Une actrice présente dans deux sommets du chaos 2018 (UTSL, THTJB) a légitimement sa place… dans un top chaos de l’année 2018(*). Blonde, brune, girl next door, gueule tuméfiée, organes recyclés dans du prêt-à-porter: l’actrice transformiste vient d’ajouter quelques pièces de choix à une filmo déjà impressionnante. Prononcez Riley Chaos!

PAR GAUTIER ROOS

On la voit finalement assez peu dans Under the Silver Lake, mais on peut restituer à peu près chaque plan où elle apparait : étendue à l’horizontale sur son sofa (avec son chapeau-ombrelle monumental), accroupie de profil en train de ramasser le poo poo du chien, et bien évidemment sur ce rebord de piscine, où sa gambette droite tente de se ménager une place similaire à celle de Marilyn dans Something’s Got to Give de Cukor (1962).

Le grand projet du film va être de faire disparaitre la nymphette, plongeant notre pauvre héros dans une quête cryptique rejouant l’obsession de Vertigo. Ici, au chaos, on n’a pas tari d’éloges sur ce film bien plus mal élevé qu’il n’en a l’air, beaucoup trop ambitieux, qui perd peu à peu son spectateur dans les méandres cracra du cerveau d’Andrew Garfield (on a l’impression de sortir de la séance avec le t-shirt plein de fiente, nous aussi).

Mais on n’a peut-être pas dit à quel point la petite Riley nous avait elle aussi embarqués, charmés, scotchés, dans ce rêve pré-déluge que constitue les trois premiers quarts d’heure du film. Car le petit monde artificiel décrit par David Robert Mitchell est étrangement celui où on peut aussi regarder, blotti sur son lit aux côtés de sa voisine tout juste présentée, How to Marry a Millionaire de Jean Negulesco (1953). On se souviendra longtemps de ce foot-contact nuptial entre les deux oiseaux, premiers et derniers préliminaires avant la catastrophe, qui a même réussi à émouvoir les mécontents de Cannes s’apprêtant à quitter le Grand Théâtre Lumière une dizaine de minutes plus tard.

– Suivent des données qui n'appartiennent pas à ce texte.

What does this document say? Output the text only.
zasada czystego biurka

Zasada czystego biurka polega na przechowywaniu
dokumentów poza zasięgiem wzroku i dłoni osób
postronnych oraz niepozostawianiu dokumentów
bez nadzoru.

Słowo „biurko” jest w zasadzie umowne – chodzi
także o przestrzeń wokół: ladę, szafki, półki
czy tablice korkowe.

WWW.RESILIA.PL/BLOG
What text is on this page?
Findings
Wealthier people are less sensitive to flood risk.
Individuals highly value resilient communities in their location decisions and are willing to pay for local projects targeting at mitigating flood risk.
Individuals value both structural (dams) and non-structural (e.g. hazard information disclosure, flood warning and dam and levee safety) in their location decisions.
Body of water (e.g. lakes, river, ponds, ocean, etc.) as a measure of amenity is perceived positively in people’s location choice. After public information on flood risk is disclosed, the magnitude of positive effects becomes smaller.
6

C’était la fin du festival. Ayant vite abandonné l’idée de se renseigner sur chaque film en début de séance, il y a fort à parier que ces mêmes spectateurs n’avaient pas reconnu la donzelle dans un autre film trip présenté le matin même à 8h30 pétantes: The House that Jack Built, où notre égérie apparait dans le dernier tiers pour un date avec le charmant Matt Dillon (qui lui parle comme du crottin et qui l’appelle non sans mépris Simple).

La suite est dans les clous de ce qu’on a vu pendant l’heure et demi qui précède : Jack enfile une blouse et dessine des marques d’incisions au feutre rouge autour de ses seins (il n’a pas volé son surnom de Mr. Sophistication). Avant d’ajouter un nouveau porte-monnaie à sa collection d’objets faits maison.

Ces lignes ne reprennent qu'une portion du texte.